Google Answers: Logging in to Yahoo! From a Perl Script?

View Question

Q: Logging in to Yahoo! From a Perl Script? ( No Answer, 1 Comment )

Question

Subject: Logging in to Yahoo! From a Perl Script?
Category: Computers > Algorithms
Asked by: mattk11-ga
List Price: $20.00

Posted: 20 Apr 2006 20:44 PDT
Expires: 20 May 2006 20:44 PDT
Question ID: 721176

I'd like a simple Perl script that will automatically log in to a
Yahoo page (like http://finance.yahoo.com) and output the page to a
text file. I've tried some of the scripts online and I can't seem to
get them to work. Specifically this Google Answer from 2002 does not
work anymore: http://answers.google.com/answers/threadview?id=31379

Answer

There is no answer at this time.

Comments

Subject: Re: Logging in to Yahoo! From a Perl Script?
From: popoff-ga on 20 May 2006 20:06 PDT

I'm not sure, but it sounds like you don't really need anything to log
in exactly, just download a file using HTTP.  There's a program you
can run (available for Windows and Linux) called wget which does this,
though not directly from Perl.  You use it from a DOS or Shell prompt
like this:

$ wget <url>

e.g.

$ wget http://www.somedomain.com/somefile.txt

This would save the text file as "somefile.txt" in your current
working directory, which is probably something like what you're after.
 (Above, the $ is the prompt; you don't type it, and in DOS you'll get
the usual C:\> like prompt of course).  Any shell command can be
called from Perl using, if I remember correctly:

system("command here")

if wget is installed on your path.  Wget takes various options to let
you specify things like retry behaviour, output filename and so on. 
-O (dash captial O) sets the output file.  So to download the URL you
suggest and save it as temp.html, you could use:

system("wget http://finance.yahoo.com/ -O temp.html")

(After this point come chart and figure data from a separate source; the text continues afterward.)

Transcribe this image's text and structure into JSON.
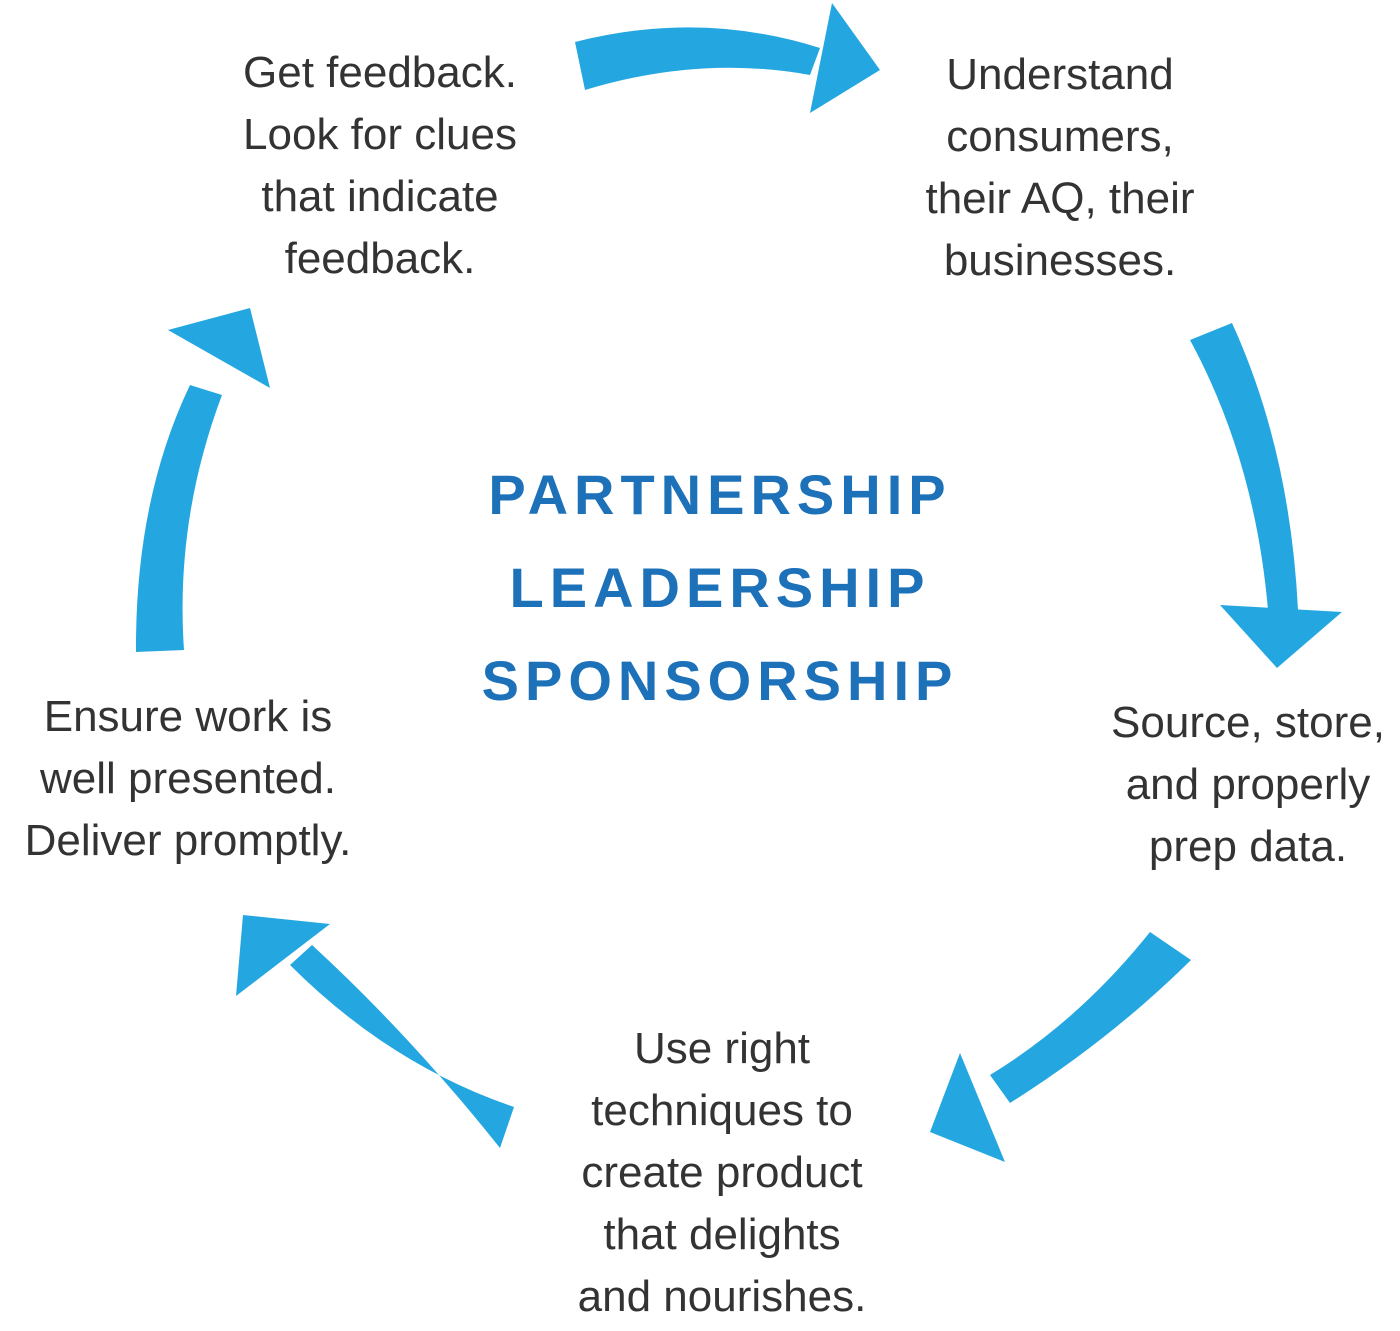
{
  "colors": {
    "arrow": "#24a7e0",
    "center_text": "#1d71b8",
    "step_text": "#333333"
  },
  "center": {
    "lines": [
      "PARTNERSHIP",
      "LEADERSHIP",
      "SPONSORSHIP"
    ]
  },
  "steps": [
    {
      "id": "understand",
      "lines": [
        "Understand",
        "consumers,",
        "their AQ, their",
        "businesses."
      ]
    },
    {
      "id": "source",
      "lines": [
        "Source, store,",
        "and properly",
        "prep data."
      ]
    },
    {
      "id": "techniques",
      "lines": [
        "Use right",
        "techniques to",
        "create product",
        "that delights",
        "and nourishes."
      ]
    },
    {
      "id": "deliver",
      "lines": [
        "Ensure work is",
        "well presented.",
        "Deliver promptly."
      ]
    },
    {
      "id": "feedback",
      "lines": [
        "Get feedback.",
        "Look for clues",
        "that indicate",
        "feedback."
      ]
    }
  ],
  "arrows": [
    {
      "from": "feedback",
      "to": "understand"
    },
    {
      "from": "understand",
      "to": "source"
    },
    {
      "from": "source",
      "to": "techniques"
    },
    {
      "from": "techniques",
      "to": "deliver"
    },
    {
      "from": "deliver",
      "to": "feedback"
    }
  ]
}
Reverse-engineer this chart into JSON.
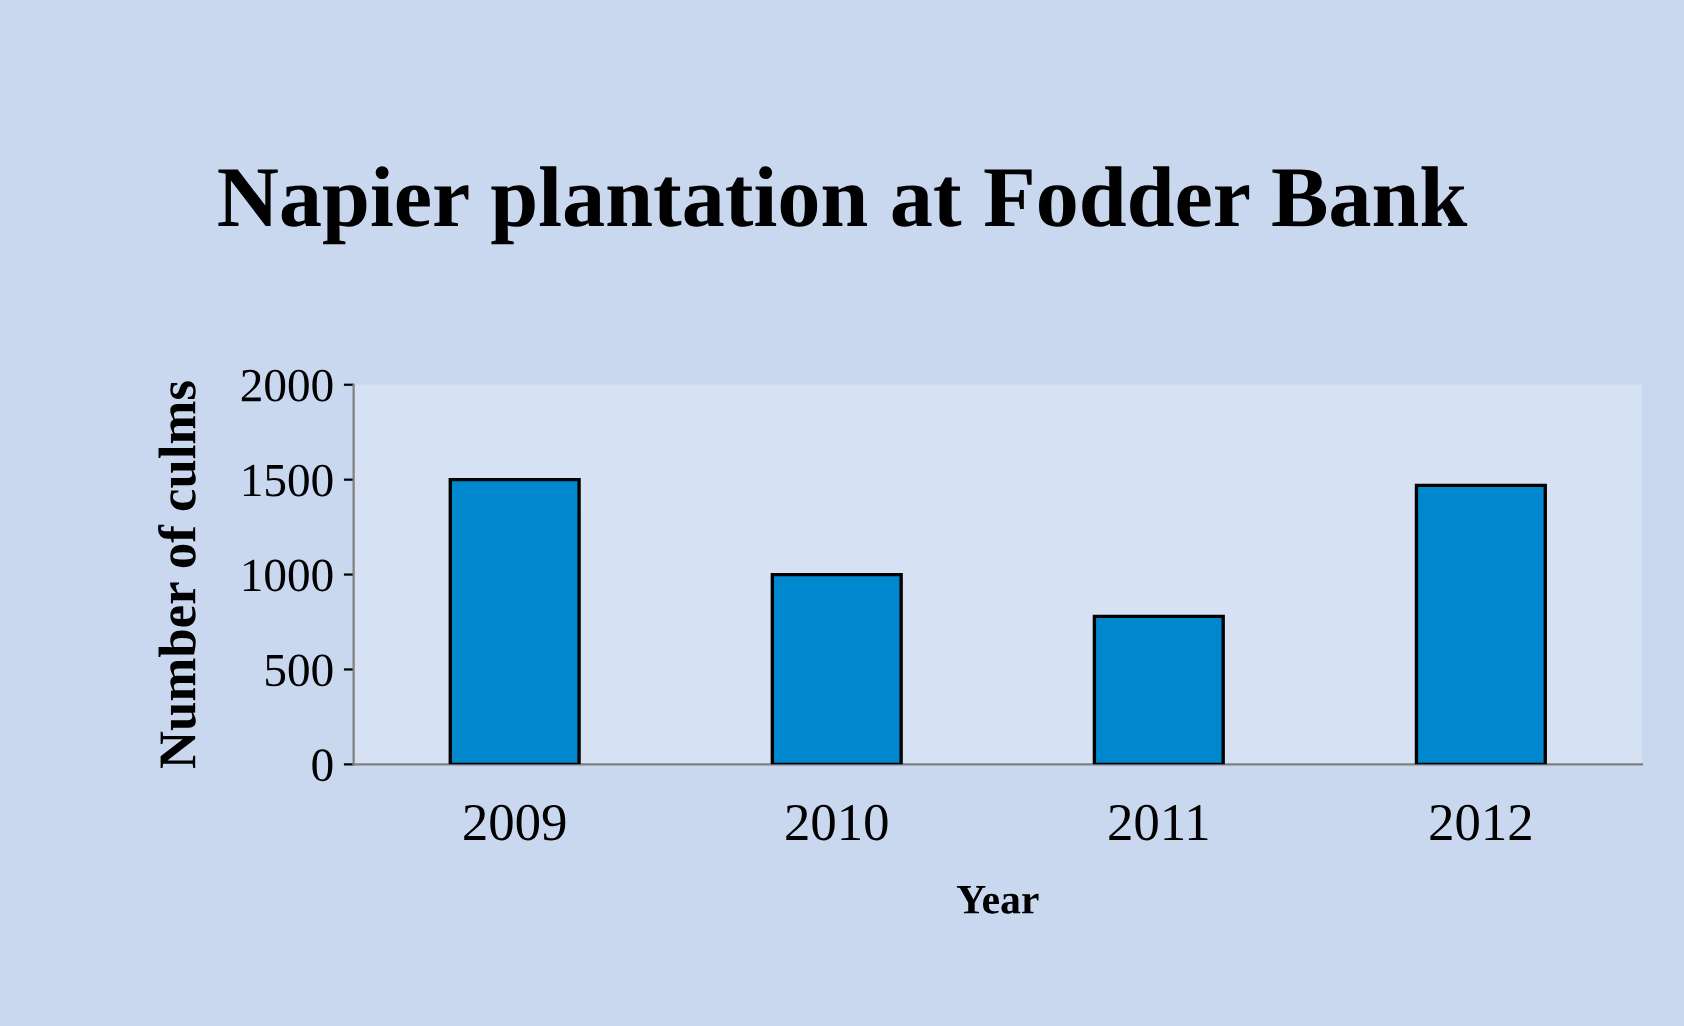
{
  "chart_data": {
    "type": "bar",
    "title": "Napier plantation at Fodder Bank",
    "xlabel": "Year",
    "ylabel": "Number of culms",
    "categories": [
      "2009",
      "2010",
      "2011",
      "2012"
    ],
    "values": [
      1500,
      1000,
      780,
      1470
    ],
    "color": "#0088cf",
    "ylim": [
      0,
      2000
    ],
    "yticks": [
      0,
      500,
      1000,
      1500,
      2000
    ],
    "grid": false,
    "legend": false
  }
}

Then your script could open the file and read it or do whatever else
it wanted with it.  This is a not-too-pretty method, but it works and
is dead simple, while allowing you to use all the features wget offers
(like retrying and even spider-like link-following and incremental
mirroring behaviour, which is very neat).

On Unix-like systems, you probably already have wget.  For Win32
systems, probably a binary download is the easiest method.  You can
get it from:

    http://users.ugent.be/~bpuype/wget/

If you actually want to log in, supplying a username and password,
then the good news is that it can be done but the bad news is that
it's not that easy and requires a bit of background information.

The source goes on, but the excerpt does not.